Brooklyn: We'll Show You Crazy Bitches: Take Back the Night (2010)



BROOKLYN, NEW YORK – Dressed in matching black skirts and masks, dozens of women gathered on Saturday evening for an anti-capitalist Take Back the Night march, stopping traffic on Bedford Avenue, overturning trashcans, and breaking windows. Tired of tamely shouting slogans on campus sidewalks, we took the night back by taking it, refusing the structural mechanisms that create rapists and their victims.

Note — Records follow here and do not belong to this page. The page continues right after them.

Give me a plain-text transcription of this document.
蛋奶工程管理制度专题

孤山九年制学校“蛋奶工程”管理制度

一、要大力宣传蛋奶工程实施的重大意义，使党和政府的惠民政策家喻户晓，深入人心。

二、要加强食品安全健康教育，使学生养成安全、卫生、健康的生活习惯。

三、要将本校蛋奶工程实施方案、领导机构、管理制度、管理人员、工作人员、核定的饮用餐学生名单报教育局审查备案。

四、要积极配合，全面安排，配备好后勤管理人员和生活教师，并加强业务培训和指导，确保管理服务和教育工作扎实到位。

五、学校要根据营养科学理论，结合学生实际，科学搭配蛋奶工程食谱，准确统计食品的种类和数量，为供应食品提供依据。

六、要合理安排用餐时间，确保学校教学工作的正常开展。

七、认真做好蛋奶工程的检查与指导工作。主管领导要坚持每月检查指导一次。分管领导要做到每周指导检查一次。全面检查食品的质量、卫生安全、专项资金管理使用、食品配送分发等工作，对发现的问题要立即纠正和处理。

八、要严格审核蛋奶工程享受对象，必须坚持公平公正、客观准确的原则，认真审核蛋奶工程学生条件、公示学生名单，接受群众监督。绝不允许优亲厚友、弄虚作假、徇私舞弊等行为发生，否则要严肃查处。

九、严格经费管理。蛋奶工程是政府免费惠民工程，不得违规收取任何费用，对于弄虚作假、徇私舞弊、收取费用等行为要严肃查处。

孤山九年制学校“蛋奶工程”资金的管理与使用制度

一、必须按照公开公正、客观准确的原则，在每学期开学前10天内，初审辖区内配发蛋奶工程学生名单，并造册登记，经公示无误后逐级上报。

Although in recent years Take Back the Night has been co-opted by liberal feminists, it has its roots in the widespread unrest of Italy in the late seventies. In 1976, a seventeen-year-old was gang-raped in Rome. A year later, when her case went to trial, she was gang-raped again by the same men: and this time, her whole body was slashed with razors in an attempt to keep her silent. Within hours, fifteen thousand women mobilized, uniformly dressed like the sex workers common to the district; “NO MORE MOTHERS, WIVES AND DAUGHTERS: LET’S DESTROY THE FAMILIES!” was the cry heard in the street. They came just short of burning the neighborhood to the ground.
Forty years later, we marched again, to refuse the violence that continues to force us to be housewives and fuck-toys and mothers and daddy’s girls, to refuse to understand women’s oppression in the private sphere as a simple cultural or ideological matter. We address capitalism and patriarchy as one intrinsically interconnected system. We are not asking for rights: we are demanding something else entirely.
A woman on the street stopped and attempted to begin an argument: “Why are you doing this?” A swift reply: “Because we have grown tired of rape and makeup.” The woman responds: “Just get drunk and get laid – deal with it.” But this is no longer enough for us. We are not asking for a right to the streets, we are taking them; we are not asking for advertisements that do not objectify women, we’re destroying the commercial mechanisms that objectify women; we are not appealing to male power for an end to rape, but threatening: “If you touch me, I will fucking kill you.”
For once, the mechanisms that create and maintain identities of womanhood were refused, and our desires were our own, our bodies were our own, and our violence was our own.